Pinball in the Wall St. Journal

Originally written in the Wall Street Journal.

CUYAHOGA FALLS, Ohio—At the recent Battle at Stonehedge pinball tournament here, Jessie Carduner cursed her ninth-place finish and vowed to get professional help.

“I’m thinking about getting a hypnotist,” said the 51-year-old linguistics professor at Kent State University. Ms. Carduner, who is 4 feet 10 inches tall and wears high heels so she can get a better view of the game, says she practices up to 30 hours a week but gets jittery at competitions.
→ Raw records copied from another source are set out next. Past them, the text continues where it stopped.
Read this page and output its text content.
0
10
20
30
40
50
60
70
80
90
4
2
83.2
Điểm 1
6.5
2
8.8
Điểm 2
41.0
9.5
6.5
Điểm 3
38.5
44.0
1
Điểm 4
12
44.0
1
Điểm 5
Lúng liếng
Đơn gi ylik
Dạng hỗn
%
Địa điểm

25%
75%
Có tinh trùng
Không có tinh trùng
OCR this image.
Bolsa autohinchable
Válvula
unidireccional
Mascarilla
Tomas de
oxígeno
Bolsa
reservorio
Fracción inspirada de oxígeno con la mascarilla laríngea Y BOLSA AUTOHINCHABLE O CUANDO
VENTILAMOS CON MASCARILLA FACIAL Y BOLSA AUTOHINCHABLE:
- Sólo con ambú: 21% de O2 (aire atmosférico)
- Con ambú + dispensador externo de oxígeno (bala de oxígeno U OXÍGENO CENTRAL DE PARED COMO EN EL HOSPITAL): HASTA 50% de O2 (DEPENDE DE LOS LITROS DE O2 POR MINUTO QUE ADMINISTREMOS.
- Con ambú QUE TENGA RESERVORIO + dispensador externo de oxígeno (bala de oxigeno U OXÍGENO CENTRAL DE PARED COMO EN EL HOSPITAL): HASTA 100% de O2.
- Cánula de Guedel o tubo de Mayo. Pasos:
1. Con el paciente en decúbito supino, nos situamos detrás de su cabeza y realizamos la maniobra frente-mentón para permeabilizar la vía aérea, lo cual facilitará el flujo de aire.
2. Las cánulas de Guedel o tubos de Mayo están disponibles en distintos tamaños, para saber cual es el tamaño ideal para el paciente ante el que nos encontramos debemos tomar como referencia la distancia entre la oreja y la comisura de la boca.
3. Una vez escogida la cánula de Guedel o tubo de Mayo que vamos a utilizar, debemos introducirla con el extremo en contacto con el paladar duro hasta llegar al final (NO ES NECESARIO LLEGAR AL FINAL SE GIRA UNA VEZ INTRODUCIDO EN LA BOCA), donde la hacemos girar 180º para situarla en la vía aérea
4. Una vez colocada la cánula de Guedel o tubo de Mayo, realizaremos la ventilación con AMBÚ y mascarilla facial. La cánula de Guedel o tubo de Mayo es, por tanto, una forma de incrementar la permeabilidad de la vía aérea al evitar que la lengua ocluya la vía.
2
She is one of a growing legion of fans powering a pinball renaissance. They are drawn by snazzier machines, trickier games and a new ranking system that compares players from all over the world. Leagues and tournaments like the one in which Ms. Carduner competed are mushrooming.

The International Flipper Pinball Association in New York now counts 27,000 ranked players, up from 500 eight years ago, and 1,600 tournaments a year, up from 50. Though half the players are from the U.S., aficionados span the globe, from Norway to New Zealand.

Pinball, which grew out of an 18th-century French variation of billiards known as bagatelle, had its heyday in the 1970s, becoming a fixture in arcades and malls. Players controlled flippers to whack around steel balls, racking up points by hitting targets. But with the emergence of videogames in the 1980s, pinball faded in popularity, kept alive by a cult following of fans.